IdP が、RP に関連付けられているすべてのアカウントの接続をブラウザで解除する場合は、どのアカウント ID とも一致しない文字列を渡します(例: "*")。

RP と IdP が同じサイトの場合、/.well-known/web-identity のチェックがスキップされるようになりました

FedCM システムを開発する場合、テストまたはステージング RP サーバー ドメインが本番環境の IdP サーバーのサブドメインになることがあります。たとえば、本番環境の IdP サーバーは idp.example にあり、ステージング RP サーバーとステージング IdP サーバーの両方が staging.idp.example にあります。

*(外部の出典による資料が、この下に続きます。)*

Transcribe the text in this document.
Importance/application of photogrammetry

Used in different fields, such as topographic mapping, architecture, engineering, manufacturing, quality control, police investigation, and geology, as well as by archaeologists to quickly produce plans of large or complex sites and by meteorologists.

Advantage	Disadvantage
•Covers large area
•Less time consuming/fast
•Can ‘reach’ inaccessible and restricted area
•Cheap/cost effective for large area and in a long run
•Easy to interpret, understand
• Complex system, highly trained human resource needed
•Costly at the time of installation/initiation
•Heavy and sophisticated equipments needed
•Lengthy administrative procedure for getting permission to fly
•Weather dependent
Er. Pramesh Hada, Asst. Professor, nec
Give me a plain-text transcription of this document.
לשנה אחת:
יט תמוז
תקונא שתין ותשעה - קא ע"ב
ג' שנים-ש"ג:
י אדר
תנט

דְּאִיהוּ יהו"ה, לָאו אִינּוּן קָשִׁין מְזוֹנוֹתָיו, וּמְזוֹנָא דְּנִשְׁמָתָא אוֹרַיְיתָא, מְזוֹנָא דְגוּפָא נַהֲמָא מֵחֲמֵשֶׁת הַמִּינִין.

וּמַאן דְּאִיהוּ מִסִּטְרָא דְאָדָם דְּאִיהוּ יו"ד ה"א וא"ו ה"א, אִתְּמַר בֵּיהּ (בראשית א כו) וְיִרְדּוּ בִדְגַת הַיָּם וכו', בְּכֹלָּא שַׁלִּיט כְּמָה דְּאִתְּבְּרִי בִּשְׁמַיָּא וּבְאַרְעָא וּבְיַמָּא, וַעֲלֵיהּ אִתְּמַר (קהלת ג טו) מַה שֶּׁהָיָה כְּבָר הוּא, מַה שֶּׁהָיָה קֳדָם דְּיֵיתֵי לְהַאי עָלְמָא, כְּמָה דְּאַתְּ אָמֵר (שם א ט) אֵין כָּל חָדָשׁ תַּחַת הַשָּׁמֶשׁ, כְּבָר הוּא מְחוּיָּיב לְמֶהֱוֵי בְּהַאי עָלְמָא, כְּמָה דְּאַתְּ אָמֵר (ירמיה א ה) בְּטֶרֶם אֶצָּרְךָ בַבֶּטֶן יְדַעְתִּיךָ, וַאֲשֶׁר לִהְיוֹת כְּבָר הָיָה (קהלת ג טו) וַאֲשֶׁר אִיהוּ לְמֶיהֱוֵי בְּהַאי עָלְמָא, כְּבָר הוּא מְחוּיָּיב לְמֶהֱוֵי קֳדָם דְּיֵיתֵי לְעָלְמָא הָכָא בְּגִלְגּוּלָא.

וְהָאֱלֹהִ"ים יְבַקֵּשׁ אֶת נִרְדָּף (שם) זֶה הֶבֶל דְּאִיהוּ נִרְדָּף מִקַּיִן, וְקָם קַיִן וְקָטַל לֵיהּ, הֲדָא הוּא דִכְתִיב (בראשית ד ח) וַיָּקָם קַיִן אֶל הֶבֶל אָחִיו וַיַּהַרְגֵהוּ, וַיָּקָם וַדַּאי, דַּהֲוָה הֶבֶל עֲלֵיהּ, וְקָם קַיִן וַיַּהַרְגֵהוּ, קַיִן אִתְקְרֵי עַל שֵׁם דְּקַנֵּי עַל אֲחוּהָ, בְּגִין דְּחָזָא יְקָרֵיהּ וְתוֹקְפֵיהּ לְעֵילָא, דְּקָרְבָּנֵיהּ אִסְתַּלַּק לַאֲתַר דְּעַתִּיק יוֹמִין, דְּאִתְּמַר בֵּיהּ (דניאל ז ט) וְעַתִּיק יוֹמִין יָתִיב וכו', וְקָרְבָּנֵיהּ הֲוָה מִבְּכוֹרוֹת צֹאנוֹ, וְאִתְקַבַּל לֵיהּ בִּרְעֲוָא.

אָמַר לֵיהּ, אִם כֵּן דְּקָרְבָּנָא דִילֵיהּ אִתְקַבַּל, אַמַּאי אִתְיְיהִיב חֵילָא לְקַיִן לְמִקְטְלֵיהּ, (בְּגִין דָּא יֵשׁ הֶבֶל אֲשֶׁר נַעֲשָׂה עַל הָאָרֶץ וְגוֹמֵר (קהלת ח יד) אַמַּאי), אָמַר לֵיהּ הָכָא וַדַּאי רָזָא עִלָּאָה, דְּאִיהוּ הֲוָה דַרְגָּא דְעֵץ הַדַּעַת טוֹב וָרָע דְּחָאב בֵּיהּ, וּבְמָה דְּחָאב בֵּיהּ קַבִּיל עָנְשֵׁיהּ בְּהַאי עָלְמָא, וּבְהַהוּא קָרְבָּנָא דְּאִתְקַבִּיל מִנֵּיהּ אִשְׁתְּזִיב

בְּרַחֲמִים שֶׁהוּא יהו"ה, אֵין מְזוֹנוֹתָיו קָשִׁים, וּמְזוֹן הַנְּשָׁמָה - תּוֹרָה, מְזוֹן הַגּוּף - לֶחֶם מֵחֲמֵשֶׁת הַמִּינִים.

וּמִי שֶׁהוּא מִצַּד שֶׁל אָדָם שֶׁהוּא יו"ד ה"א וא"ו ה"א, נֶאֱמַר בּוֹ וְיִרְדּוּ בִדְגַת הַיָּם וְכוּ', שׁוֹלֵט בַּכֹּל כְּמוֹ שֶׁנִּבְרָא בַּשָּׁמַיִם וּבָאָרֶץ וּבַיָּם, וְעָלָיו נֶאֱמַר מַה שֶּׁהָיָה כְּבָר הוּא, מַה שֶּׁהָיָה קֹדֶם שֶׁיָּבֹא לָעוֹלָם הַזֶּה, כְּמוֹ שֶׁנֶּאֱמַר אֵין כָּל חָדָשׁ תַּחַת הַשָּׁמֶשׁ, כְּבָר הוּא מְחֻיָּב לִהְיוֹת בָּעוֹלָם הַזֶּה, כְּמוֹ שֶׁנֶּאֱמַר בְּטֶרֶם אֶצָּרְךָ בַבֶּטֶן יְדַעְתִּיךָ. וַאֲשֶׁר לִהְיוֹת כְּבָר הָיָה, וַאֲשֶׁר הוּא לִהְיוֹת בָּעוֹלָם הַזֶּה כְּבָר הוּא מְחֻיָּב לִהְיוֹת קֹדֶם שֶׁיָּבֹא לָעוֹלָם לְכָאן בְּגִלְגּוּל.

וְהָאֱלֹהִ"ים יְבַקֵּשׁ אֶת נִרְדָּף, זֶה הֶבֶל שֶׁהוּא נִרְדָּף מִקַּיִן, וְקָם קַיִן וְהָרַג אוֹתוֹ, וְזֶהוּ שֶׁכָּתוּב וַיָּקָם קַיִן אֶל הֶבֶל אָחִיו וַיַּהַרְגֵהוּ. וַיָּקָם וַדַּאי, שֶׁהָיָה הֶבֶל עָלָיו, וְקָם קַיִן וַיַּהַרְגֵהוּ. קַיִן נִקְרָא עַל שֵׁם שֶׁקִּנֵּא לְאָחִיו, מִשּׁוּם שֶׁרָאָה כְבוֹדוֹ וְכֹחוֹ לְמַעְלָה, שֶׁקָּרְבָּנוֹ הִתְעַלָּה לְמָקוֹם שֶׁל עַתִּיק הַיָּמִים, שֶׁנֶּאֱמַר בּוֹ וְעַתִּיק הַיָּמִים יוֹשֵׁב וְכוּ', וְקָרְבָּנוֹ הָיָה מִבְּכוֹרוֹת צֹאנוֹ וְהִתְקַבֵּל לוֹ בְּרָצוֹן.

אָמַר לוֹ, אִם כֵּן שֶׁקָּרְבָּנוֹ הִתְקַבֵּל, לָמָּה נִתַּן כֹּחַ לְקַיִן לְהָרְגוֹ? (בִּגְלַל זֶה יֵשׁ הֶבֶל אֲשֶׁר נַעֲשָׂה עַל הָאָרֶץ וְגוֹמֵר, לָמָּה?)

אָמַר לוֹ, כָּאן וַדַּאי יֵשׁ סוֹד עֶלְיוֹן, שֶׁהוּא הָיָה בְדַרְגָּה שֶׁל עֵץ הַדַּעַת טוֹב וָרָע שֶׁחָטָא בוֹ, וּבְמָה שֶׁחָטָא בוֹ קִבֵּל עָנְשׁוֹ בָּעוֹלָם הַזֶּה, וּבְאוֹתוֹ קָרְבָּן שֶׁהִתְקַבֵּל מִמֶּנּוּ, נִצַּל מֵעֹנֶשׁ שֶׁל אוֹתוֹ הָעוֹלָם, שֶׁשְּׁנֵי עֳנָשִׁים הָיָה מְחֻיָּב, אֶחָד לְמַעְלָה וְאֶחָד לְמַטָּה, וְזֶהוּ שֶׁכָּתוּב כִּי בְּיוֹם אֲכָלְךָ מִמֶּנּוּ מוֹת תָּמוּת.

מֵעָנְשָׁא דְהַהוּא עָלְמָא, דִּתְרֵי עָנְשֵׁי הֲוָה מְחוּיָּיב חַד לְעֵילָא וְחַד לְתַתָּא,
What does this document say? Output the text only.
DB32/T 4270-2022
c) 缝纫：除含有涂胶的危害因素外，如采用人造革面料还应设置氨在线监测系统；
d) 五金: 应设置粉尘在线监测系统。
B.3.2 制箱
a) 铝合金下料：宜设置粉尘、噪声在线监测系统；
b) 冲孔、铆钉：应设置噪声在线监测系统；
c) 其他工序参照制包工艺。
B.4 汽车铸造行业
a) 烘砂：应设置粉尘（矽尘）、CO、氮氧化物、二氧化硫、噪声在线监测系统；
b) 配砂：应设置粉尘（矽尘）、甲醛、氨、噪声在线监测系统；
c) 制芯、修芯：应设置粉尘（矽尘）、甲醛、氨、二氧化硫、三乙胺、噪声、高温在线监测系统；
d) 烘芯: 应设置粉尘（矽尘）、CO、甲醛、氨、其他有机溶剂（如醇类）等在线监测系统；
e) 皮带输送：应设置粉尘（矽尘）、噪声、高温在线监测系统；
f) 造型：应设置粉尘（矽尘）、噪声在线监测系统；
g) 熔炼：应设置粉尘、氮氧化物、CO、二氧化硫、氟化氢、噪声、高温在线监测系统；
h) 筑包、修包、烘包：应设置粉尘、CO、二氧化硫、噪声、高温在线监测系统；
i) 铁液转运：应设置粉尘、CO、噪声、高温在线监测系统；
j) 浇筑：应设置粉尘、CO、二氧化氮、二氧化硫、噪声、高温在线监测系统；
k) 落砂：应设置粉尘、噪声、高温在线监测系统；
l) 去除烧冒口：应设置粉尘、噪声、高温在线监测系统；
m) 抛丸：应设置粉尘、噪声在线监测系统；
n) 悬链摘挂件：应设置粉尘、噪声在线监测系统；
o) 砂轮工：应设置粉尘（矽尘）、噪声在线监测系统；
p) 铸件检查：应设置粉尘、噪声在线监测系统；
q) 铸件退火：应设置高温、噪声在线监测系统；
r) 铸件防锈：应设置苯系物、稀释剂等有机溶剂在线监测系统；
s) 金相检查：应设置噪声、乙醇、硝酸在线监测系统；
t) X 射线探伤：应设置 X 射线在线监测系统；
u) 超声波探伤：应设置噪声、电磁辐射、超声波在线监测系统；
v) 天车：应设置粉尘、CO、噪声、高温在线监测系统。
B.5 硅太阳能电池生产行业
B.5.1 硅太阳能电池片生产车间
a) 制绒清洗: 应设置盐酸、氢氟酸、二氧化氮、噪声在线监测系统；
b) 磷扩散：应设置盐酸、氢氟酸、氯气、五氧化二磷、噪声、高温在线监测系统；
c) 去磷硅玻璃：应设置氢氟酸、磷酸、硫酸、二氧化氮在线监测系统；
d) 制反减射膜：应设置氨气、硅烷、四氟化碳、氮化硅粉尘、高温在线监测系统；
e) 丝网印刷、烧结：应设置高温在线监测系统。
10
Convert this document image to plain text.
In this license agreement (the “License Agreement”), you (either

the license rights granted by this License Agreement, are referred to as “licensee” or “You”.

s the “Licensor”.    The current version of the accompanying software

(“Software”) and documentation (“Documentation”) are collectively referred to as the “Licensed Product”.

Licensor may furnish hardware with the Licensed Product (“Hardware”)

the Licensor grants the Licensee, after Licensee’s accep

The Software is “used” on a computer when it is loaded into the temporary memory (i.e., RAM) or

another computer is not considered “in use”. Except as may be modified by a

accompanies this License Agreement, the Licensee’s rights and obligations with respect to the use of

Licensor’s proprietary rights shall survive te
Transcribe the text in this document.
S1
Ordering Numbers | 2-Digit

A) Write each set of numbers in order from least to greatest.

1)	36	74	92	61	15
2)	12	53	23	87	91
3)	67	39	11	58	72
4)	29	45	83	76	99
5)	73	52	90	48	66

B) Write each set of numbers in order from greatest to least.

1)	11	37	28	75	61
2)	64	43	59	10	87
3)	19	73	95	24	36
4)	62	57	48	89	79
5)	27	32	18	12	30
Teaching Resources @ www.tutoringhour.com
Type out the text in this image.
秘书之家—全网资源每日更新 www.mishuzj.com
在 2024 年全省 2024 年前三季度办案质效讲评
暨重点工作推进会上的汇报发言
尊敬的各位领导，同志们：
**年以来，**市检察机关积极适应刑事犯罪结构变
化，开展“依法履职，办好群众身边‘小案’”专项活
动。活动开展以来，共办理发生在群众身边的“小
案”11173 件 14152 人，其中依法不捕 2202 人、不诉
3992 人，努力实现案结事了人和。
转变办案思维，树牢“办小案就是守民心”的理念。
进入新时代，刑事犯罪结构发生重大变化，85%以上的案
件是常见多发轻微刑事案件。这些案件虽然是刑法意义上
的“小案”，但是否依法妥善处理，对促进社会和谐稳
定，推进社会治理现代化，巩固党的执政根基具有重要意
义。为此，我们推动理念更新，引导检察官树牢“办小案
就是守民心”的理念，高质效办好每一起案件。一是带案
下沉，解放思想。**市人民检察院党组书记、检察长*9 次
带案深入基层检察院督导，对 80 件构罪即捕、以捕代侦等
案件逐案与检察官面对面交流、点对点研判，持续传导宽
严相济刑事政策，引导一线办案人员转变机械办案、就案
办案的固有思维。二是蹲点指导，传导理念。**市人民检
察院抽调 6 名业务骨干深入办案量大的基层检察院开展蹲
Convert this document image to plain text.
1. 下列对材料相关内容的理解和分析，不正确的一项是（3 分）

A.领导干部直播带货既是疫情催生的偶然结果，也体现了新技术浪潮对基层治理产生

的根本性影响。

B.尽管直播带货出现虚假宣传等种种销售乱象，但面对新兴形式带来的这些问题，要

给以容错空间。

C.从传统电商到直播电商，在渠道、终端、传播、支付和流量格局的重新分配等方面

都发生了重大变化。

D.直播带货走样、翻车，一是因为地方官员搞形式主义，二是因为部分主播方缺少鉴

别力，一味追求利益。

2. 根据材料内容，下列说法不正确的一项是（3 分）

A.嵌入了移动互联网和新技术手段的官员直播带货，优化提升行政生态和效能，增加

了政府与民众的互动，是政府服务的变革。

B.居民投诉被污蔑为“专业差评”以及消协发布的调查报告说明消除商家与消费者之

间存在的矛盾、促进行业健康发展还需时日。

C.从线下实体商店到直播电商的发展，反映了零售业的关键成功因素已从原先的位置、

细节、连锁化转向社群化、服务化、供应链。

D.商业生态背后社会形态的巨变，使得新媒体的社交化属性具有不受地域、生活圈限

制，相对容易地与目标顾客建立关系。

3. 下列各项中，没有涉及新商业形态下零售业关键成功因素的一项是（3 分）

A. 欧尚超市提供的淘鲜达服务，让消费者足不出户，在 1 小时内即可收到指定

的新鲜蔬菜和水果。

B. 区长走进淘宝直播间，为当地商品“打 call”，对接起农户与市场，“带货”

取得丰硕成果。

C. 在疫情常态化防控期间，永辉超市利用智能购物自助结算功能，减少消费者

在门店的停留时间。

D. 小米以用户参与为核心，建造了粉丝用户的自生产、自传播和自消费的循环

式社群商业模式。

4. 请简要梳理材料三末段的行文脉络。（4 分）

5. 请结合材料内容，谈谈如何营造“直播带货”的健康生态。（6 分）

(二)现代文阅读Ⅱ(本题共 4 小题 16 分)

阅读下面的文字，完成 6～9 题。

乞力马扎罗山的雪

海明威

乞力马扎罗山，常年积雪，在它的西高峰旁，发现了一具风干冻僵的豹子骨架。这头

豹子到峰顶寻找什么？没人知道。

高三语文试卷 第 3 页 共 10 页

ただし、well-known ファイルは IdP サーバーの eTLD+1 のルートに配置する必要があるため、idp.example/.well-known/web-identity に配置する必要があります。これは本番環境サーバーです。デベロッパーが開発中にファイルを本番環境に配置することは必ずしも不可能であるため、FedCM をテストすることはできません。

Chrome 122 以降、RP ドメインと IdP ドメインが同じ場合、Chrome は well-known ファイルのチェックをスキップします。これにより、デベロッパーはこのようなシナリオでテストできます。

サブリソースで同一サイトのログイン ステータスを設定できるようになりました

これまで Chrome では、リクエストがすべての祖先と同一オリジンである場合にのみ、ログイン ステータスの設定(Set-Login: logged-in ヘッダーの使用など)が可能でした。これにより、ログイン ステータスを設定する同じサイトfetch() リクエストを介したログインができなくなりました。

たとえば、ユーザーが idp.example でユーザー名とパスワードを入力できるウェブサイトで、認証情報が fetch()login.idp.example に送信されるとします。Login Status API を使用してブラウザにログイン ステータスを記録できませんでした。2 つのドメインがクロスオリジンで同じサイトであるためです。

この変更により、Login Status API がすべての祖先を持つ同じサイトであるという要件が緩和され、上記の例で HTTP ヘッダー(Set-Login: logged-in)を使用して login.idp.example のログイン ステータスを設定できるようになりました。

まとめ

これで、切断 API を使用して、FedCM はサードパーティ Cookie に依存せずに IdP から RP を切断できるようになりました。これを行うには、RP で IdentityCredential.disconnect() を呼び出します。この関数を使用すると、ブラウザは IdP の切断エンドポイントにリクエストを送信します。これにより、IdP はサーバー上で接続を終了し、その後ブラウザで接続を終了できます。

RP と IdP が同じサイトの場合は、テスト用に /.well-known/web-identity チェックがスキップされることを発表しました。また、同じサイトの IdP サブリソースから HTTP レスポンス ヘッダーを介してログイン ステータスを設定できるようになりました。